A History of Chinese Literature
Book by Herbert Giles
From Wikipedia, the free encyclopedia
A History of Chinese Literature is a history of Chinese literature written by Herbert Giles and published in 1901.
![]() Title page for A History of Chinese Literature (1901) | |
| Author | Herbert Giles |
|---|---|
| Language | English |
| Subject | History |
Publication date | 1901 |
| Publication place | British |
| Pages | 448 |
Although there had been surveys of Chinese literature in Japanese, it was the first such survey to appear in English.[1] In his preface, Giles claims that such a work of history was not already available, even in Chinese,[2] since Chinese scholars realized the "utter hopelessness" of "achieving even comparative success in a general historical survey of the subject". But he adds that "It may be said without offence that a work which would be inadequate to the requirements of a native public, may properly be submitted to English readers as an introduction into the great field which lies beyond". A large part of the book is devoted to translations, "enabling the Chinese author, so far as is possible, to speak for himself".[3]
Reception and influence
The scholar and writer Lin Yutang commented that "'History of Chinese Literature' was a misnomer; it was a series of attempted essays on certain Chinese works, and was not even an outline covering the successive periods.” [4]

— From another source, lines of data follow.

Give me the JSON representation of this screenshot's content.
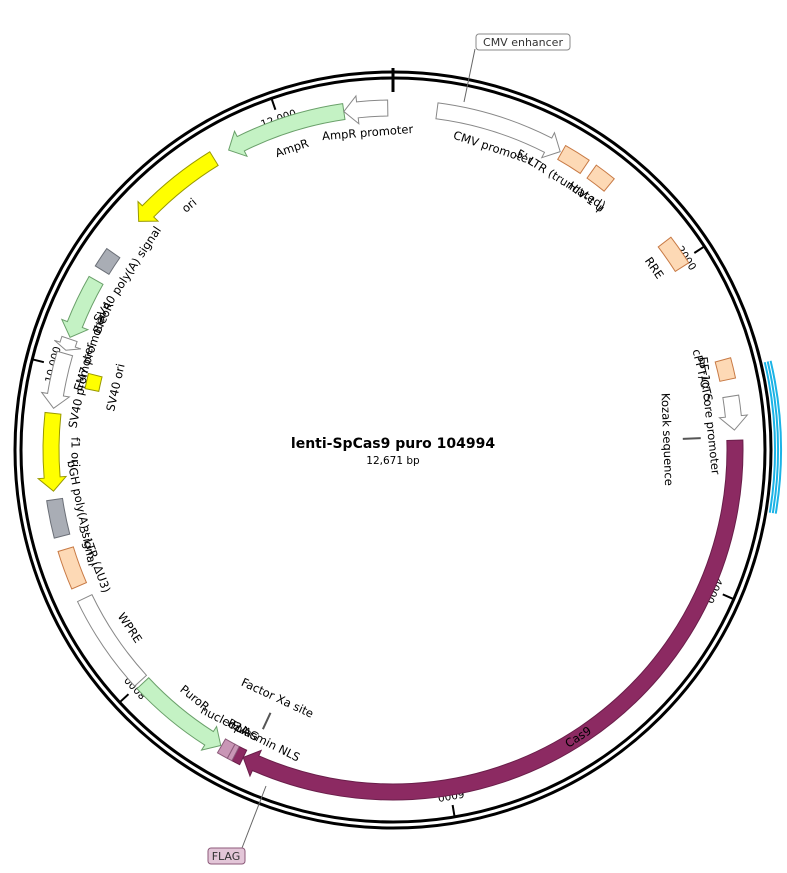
{
  "map": {
    "title": "lenti-SpCas9 puro 104994",
    "size_label": "12,671 bp",
    "total_bp": 12671,
    "ticks": [
      {
        "bp": 2000,
        "label": "2000"
      },
      {
        "bp": 4000,
        "label": "4000"
      },
      {
        "bp": 6000,
        "label": "6000"
      },
      {
        "bp": 8000,
        "label": "8000"
      },
      {
        "bp": 10000,
        "label": "10,000"
      },
      {
        "bp": 12000,
        "label": "12,000"
      }
    ],
    "highlight": {
      "start": 2700,
      "end": 3500,
      "color": "#1ab3e6"
    },
    "features": [
      {
        "name": "CMV promoter",
        "start": 260,
        "end": 1030,
        "dir": 1,
        "fill": "#ffffff",
        "stroke": "#888888",
        "type": "arrow",
        "label": "CMV promoter"
      },
      {
        "name": "5' LTR (truncated)",
        "start": 1040,
        "end": 1200,
        "dir": 0,
        "fill": "#fdd9b5",
        "stroke": "#c87a45",
        "type": "box",
        "label": "5' LTR (truncated)"
      },
      {
        "name": "HIV-1 psi",
        "start": 1250,
        "end": 1380,
        "dir": 0,
        "fill": "#fdd9b5",
        "stroke": "#c87a45",
        "type": "box",
        "label": "HIV-1 ψ"
      },
      {
        "name": "RRE",
        "start": 1850,
        "end": 2030,
        "dir": 0,
        "fill": "#fdd9b5",
        "stroke": "#c87a45",
        "type": "box",
        "label": "RRE"
      },
      {
        "name": "cPPT/CTS",
        "start": 2630,
        "end": 2750,
        "dir": 0,
        "fill": "#fdd9b5",
        "stroke": "#c87a45",
        "type": "box",
        "label": "cPPT/CTS"
      },
      {
        "name": "EF-1a core promoter",
        "start": 2850,
        "end": 3050,
        "dir": 1,
        "fill": "#ffffff",
        "stroke": "#888888",
        "type": "arrow",
        "label": "EF-1α core promoter"
      },
      {
        "name": "Cas9",
        "start": 3110,
        "end": 7250,
        "dir": 1,
        "fill": "#8c2a62",
        "stroke": "#6a1e4a",
        "type": "arrow",
        "label": "Cas9"
      },
      {
        "name": "nucleoplasmin NLS",
        "start": 7250,
        "end": 7300,
        "dir": 0,
        "fill": "#8c2a62",
        "stroke": "#6a1e4a",
        "type": "box",
        "label": "nucleoplasmin NLS"
      },
      {
        "name": "FLAG",
        "start": 7300,
        "end": 7330,
        "dir": 0,
        "fill": "#c996b6",
        "stroke": "#8c5a7a",
        "type": "box",
        "label": "FLAG"
      },
      {
        "name": "P2A",
        "start": 7330,
        "end": 7395,
        "dir": 0,
        "fill": "#c996b6",
        "stroke": "#8c5a7a",
        "type": "box",
        "label": "P2A"
      },
      {
        "name": "PuroR",
        "start": 7400,
        "end": 7990,
        "dir": -1,
        "fill": "#c4f2c4",
        "stroke": "#6aa06a",
        "type": "arrow",
        "label": "PuroR"
      },
      {
        "name": "WPRE",
        "start": 8010,
        "end": 8600,
        "dir": 0,
        "fill": "#ffffff",
        "stroke": "#888888",
        "type": "box",
        "label": "WPRE"
      },
      {
        "name": "3' LTR (dU3)",
        "start": 8680,
        "end": 8910,
        "dir": 0,
        "fill": "#fdd9b5",
        "stroke": "#c87a45",
        "type": "box",
        "label": "3' LTR (ΔU3)"
      },
      {
        "name": "bGH poly(A) signal",
        "start": 8990,
        "end": 9210,
        "dir": 0,
        "fill": "#a9adb5",
        "stroke": "#6b6f77",
        "type": "box",
        "label": "bGH poly(A) signal"
      },
      {
        "name": "f1 ori",
        "start": 9260,
        "end": 9720,
        "dir": -1,
        "fill": "#ffff00",
        "stroke": "#999900",
        "type": "arrow",
        "label": "f1 ori"
      },
      {
        "name": "SV40 promoter",
        "start": 9750,
        "end": 10080,
        "dir": -1,
        "fill": "#ffffff",
        "stroke": "#888888",
        "type": "arrow",
        "label": "SV40 promoter"
      },
      {
        "name": "EM7 promoter",
        "start": 10100,
        "end": 10170,
        "dir": -1,
        "fill": "#ffffff",
        "stroke": "#888888",
        "type": "arrow",
        "label": "EM7 promoter"
      },
      {
        "name": "BleoR",
        "start": 10180,
        "end": 10550,
        "dir": -1,
        "fill": "#c4f2c4",
        "stroke": "#6aa06a",
        "type": "arrow",
        "label": "BleoR"
      },
      {
        "name": "SV40 poly(A) signal",
        "start": 10620,
        "end": 10740,
        "dir": 0,
        "fill": "#a9adb5",
        "stroke": "#6b6f77",
        "type": "box",
        "label": "SV40 poly(A) signal"
      },
      {
        "name": "ori",
        "start": 10980,
        "end": 11560,
        "dir": -1,
        "fill": "#ffff00",
        "stroke": "#999900",
        "type": "arrow",
        "label": "ori"
      },
      {
        "name": "AmpR",
        "start": 11660,
        "end": 12380,
        "dir": -1,
        "fill": "#c4f2c4",
        "stroke": "#6aa06a",
        "type": "arrow",
        "label": "AmpR"
      },
      {
        "name": "AmpR promoter",
        "start": 12380,
        "end": 12640,
        "dir": -1,
        "fill": "#ffffff",
        "stroke": "#888888",
        "type": "arrow",
        "label": "AmpR promoter"
      },
      {
        "name": "SV40 ori",
        "start": 9900,
        "end": 10000,
        "dir": 0,
        "fill": "#ffff00",
        "stroke": "#999900",
        "type": "box",
        "label": "SV40 ori"
      },
      {
        "name": "Kozak sequence",
        "start": 3080,
        "end": 3100,
        "dir": 0,
        "fill": "#888888",
        "stroke": "#555555",
        "type": "tick",
        "label": "Kozak sequence"
      },
      {
        "name": "Factor Xa site",
        "start": 7200,
        "end": 7230,
        "dir": 0,
        "fill": "#888888",
        "stroke": "#555555",
        "type": "tick",
        "label": "Factor Xa site"
      },
      {
        "name": "CMV enhancer",
        "start": 0,
        "end": 260,
        "dir": 0,
        "fill": "#ffffff",
        "stroke": "#888888",
        "type": "callout",
        "label": "CMV enhancer"
      }
    ],
    "callouts": [
      {
        "name": "cmv-enhancer-callout",
        "text": "CMV enhancer",
        "fill": "#ffffff",
        "stroke": "#888888"
      },
      {
        "name": "flag-callout",
        "text": "FLAG",
        "fill": "#e3c6d8",
        "stroke": "#8c5a7a"
      }
    ]
  }
}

Qian Zhongshu noted what he called an "amusing mistake" in Giles' "very readable book." Giles:
- Giles gives a complete version of Ssu-k'ung Tu's 'philosophical poem, consisting of twenty-four apparently unconnected stanzas'. This poem, according to Professor Giles, 'is admirably adapted to exhibit the forms under which pure Taoism commends itself to the mind of a cultivated scholar.' This is what Professor Giles thinks Ssu-K'ung Tu to have done, but what Ssu-K'ung Tu really does is to convey in imageries of surpassing beauty the impressions made upon a sensitive mind by twenty-four different kinds of poetry—'pure, ornate, grotesque', etc.[5]
Ezra Pound used Giles' translations as the basis for what have been called his English "translations of translations".[6]
Editions
- Giles, Herbert A. (1901), A History of Chinese Literature, New York and London: Appleton Available online at: Google Books; A History of Chinese Literature Internet Archive; A History of Chinese Literature Project Gutenberg.